There may be a number of reasons why Fidel Castro remained a distant figure to our local politics.
Constitutionalism is deeply rooted in our political culture, and to secure political power without elections is anathema to the population
Given his prominence in left-wing politics and regarded as an icon of the left, it may be surprising that Fidel Castro has never been viewed with admiration amongst the Leftists in Mauritius. There may be a number of reasons why he remained a distant figure to our local politics. Constitutionalism is deeply rooted in our political culture, and to secure political power without elections is anathema to the population. Fidel Castro came to power through an armed revolution. After anti-government forces inside Cuba had caused the dictator Fulgencio Batista to flee the country in 1959, Fidel Castro, with the help of some well- trained revolutionaries, took over the government. Instead of going for a “humanist” revolutionary government, Castro later proclaimed himself to be a Marxist-Leninist and pursued a socialist programme.
In 1962, when the Cuban missile crisis brought the USA and the USSR into direct confrontation, it was the two protagonists John F. Kennedy and Nikita Khrushchev who occupied the centre stage. Later we learnt that Fidel Castro, in a letter dated 26 October 1962, had suggested to Khrushchev a pre-emptive nuclear attack on the US since he was personally convinced that if this was not done, the US would strike first. But Khrushchev was not willing to start a new Armageddon for the sake of Cuba and backed down under pressure from the US. In Mauritius the local sympathies went for John Kennedy who then represented the hopes and the aspirations of young people around the world. Two years later, the first state school in Mauritius providing comprehensive education was named after the American President John F. Kennedy.
By the 1970s, left-wing ideals and ideologies had become popular among many young people, yet Fidel Castro never became a hero of the left. To be associated with Fidel Castro and his armed struggle, which had become a model for socialist revolution in Latin American countries, would have damaged the political prospects of the left and made them vulnerable to criticisms. Moreover the Soviet system was never held as a model for Mauritius, and the liberal left could not identify themselves with a Castro who supported Soviet Russia in sending its tanks to crush the Czechoslovakian revolution in 1968.
The closest affinity which a few young leftists displayed for the Cuban revolution was perhaps an admiration for Che Guevara, the faithful comrade of Castro, and often one occasionally came across a poster of this revolutionary fighter adorning the walls of their rooms. For a few romantics, admiration for Che Guevara was such that they even came to regard an armed struggle, perhaps only rhetorically, as the sine qua non for any social or political change. In their eyes any change not brought about by armed struggle was not worthy to be called a struggle or even a revolution.
Articles in the local left-wing press favourable to liberation movements in Africa could not avoid mentioning the involvement of Cuban troops in the decolonisation process. After having trained guerrilla fighters to support liberation movements in Latin America, Castro welcomed the struggle for decolonisation in Africa as a part of a world revolution to promote socialism. Cuban troops were sent to several African countries to assist liberation movements. Cuban advisers and troops had been present in Algeria and in the Congo in the 1960s. In the 1970s they played a decisive role in Angola against Portuguese imperialism, helped to weaken the apartheid regime in South Africa and contributed to the independence of Namibia. Apart from Cuban soldiers and military advisers, Cuban doctors were sent to provide medical services and train medical personnel in Africa. At present South Africa sends thousands of its students to be trained in Cuba.

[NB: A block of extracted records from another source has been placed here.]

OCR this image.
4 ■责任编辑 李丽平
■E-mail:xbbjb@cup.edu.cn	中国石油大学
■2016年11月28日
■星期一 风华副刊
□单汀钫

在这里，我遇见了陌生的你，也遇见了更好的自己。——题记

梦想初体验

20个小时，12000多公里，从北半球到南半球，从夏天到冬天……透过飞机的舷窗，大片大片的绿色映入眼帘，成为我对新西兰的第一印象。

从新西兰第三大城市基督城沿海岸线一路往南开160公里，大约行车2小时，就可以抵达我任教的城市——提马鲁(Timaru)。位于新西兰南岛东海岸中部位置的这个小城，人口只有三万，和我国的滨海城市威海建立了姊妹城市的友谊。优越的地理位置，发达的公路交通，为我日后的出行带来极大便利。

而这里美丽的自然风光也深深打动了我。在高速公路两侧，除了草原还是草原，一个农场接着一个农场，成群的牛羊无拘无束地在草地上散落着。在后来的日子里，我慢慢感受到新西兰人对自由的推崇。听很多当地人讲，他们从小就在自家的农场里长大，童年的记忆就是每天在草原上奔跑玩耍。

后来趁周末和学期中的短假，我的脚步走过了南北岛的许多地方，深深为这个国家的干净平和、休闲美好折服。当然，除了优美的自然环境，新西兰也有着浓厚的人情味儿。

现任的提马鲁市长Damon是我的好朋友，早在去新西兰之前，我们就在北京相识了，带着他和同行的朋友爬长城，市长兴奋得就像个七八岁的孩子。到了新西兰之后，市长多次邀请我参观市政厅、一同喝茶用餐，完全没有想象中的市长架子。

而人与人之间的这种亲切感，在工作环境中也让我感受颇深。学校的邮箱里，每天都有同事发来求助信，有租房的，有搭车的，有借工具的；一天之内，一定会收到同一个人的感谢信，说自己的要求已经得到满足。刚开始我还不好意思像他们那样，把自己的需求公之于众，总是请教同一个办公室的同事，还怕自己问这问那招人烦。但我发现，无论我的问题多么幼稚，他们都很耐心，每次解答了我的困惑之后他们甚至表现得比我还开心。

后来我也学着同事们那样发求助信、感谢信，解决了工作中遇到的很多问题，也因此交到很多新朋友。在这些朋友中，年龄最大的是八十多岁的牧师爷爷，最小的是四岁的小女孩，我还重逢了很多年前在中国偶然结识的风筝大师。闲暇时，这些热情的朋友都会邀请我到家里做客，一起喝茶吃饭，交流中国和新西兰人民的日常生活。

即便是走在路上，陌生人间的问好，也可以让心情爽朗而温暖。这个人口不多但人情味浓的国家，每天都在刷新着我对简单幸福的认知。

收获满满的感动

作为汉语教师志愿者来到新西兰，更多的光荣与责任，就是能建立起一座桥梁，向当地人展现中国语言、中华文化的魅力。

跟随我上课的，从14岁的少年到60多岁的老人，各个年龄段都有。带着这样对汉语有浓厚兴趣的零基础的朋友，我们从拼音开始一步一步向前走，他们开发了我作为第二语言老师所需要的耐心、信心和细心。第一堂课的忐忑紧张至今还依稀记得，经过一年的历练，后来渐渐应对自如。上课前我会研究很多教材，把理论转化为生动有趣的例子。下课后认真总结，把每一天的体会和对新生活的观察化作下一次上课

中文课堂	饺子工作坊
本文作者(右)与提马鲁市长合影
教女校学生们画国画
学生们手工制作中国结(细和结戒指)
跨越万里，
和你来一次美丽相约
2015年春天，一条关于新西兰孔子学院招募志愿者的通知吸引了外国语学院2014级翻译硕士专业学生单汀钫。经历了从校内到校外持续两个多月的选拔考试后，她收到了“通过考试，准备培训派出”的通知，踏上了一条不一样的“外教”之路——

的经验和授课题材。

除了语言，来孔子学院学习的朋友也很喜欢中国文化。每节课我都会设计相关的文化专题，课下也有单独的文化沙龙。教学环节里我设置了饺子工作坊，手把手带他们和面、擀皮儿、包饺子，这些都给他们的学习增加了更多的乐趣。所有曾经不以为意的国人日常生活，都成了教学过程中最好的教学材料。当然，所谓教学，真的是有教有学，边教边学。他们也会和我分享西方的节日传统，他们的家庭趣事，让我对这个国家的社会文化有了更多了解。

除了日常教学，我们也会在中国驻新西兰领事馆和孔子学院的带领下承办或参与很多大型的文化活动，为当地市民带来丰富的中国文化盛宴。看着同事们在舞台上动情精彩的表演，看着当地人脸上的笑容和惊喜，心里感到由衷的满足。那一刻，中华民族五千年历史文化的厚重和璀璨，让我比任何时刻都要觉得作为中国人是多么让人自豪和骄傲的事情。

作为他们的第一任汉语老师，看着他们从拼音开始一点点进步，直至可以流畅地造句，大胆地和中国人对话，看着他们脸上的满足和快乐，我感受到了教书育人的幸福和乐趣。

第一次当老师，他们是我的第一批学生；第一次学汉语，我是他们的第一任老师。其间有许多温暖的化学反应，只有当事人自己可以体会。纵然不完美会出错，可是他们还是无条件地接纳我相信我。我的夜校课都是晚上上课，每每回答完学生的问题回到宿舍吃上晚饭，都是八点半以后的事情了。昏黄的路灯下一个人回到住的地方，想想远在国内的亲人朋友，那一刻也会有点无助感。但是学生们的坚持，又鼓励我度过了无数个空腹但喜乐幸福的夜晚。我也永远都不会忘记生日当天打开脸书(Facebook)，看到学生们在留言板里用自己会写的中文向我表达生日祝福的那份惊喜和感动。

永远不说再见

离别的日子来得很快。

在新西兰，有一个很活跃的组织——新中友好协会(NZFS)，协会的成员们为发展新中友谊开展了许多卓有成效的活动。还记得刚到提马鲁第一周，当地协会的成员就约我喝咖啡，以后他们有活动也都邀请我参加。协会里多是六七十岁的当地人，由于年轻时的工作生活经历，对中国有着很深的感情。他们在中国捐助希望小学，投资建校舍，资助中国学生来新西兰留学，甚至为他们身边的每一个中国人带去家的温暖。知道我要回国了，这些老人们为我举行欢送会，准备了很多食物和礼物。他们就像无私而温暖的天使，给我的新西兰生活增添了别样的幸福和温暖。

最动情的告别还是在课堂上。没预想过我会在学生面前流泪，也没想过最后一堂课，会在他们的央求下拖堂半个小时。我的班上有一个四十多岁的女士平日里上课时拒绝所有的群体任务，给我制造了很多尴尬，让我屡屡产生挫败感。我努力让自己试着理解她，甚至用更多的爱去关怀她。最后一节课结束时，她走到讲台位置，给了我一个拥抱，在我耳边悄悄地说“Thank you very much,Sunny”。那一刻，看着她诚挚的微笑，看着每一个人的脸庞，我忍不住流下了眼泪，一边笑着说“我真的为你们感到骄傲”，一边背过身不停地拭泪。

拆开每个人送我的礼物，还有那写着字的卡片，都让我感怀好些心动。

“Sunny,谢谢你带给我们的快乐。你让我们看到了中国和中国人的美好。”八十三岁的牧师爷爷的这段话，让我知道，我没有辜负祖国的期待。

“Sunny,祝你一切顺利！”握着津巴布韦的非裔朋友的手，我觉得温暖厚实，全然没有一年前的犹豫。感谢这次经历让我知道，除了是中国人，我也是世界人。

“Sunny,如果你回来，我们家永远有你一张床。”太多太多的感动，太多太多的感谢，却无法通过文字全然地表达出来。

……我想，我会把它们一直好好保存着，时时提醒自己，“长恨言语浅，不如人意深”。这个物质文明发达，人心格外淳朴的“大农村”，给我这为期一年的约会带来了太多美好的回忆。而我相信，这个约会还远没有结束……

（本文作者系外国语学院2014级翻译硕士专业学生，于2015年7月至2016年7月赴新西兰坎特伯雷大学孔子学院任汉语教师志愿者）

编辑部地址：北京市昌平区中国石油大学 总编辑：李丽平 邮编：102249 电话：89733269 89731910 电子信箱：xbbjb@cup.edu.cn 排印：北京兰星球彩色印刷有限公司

In Cuba, reforms after the revolution made health services freely available to all. The eradication of illiteracy, the empowerment of women, racial equality, and the removal of extreme poverty were the other major achievements of Cuba under Castro. In other sectors, the revolutionary government failed miserably, to the great disappointment of many leftists throughout the world. The dream of a socialist society as an alternative to the Soviet system soured when Fidel Castro not only suppressed elections but also established a brutal and repressive regime, causing thousands of upper and middle class Cubans to leave for the US.
Whether a repressive regime was the consequence of pressure and economic sanctions by the US, the supreme capitalist country in the area, or the personal reluctance of Castro to pursue a more democratic path will remain a controversial issue. René Dumont, a French socialist who had been to Cuba to advise the government on its economic policy, was later to criticize the regime for its authoritarianism, its centralization and its Socialism-from-Above culture. In return for his honest criticisms, Dumont was branded a CIA spy.
In spite of all the limitations of the Castro regime which made Cuba look like an abandoned country in the 20th century, Fidel Castro remained an icon for the left for having challenged successfully US imperialism over several decades. Attempts to dislodge him from power or even to assassinate him failed several times and until his last days he never compromised with US. He inspired revolutionary movements and guerrilla warfare in Latin America. A brave and charismatic leader, he remained committed to socialism right to the very end. His solidarity with the Third World was widely appreciated and he was the last great revolutionary of the twentieth century. His courage and commitment remain an inspiration for those who still dream of a better world.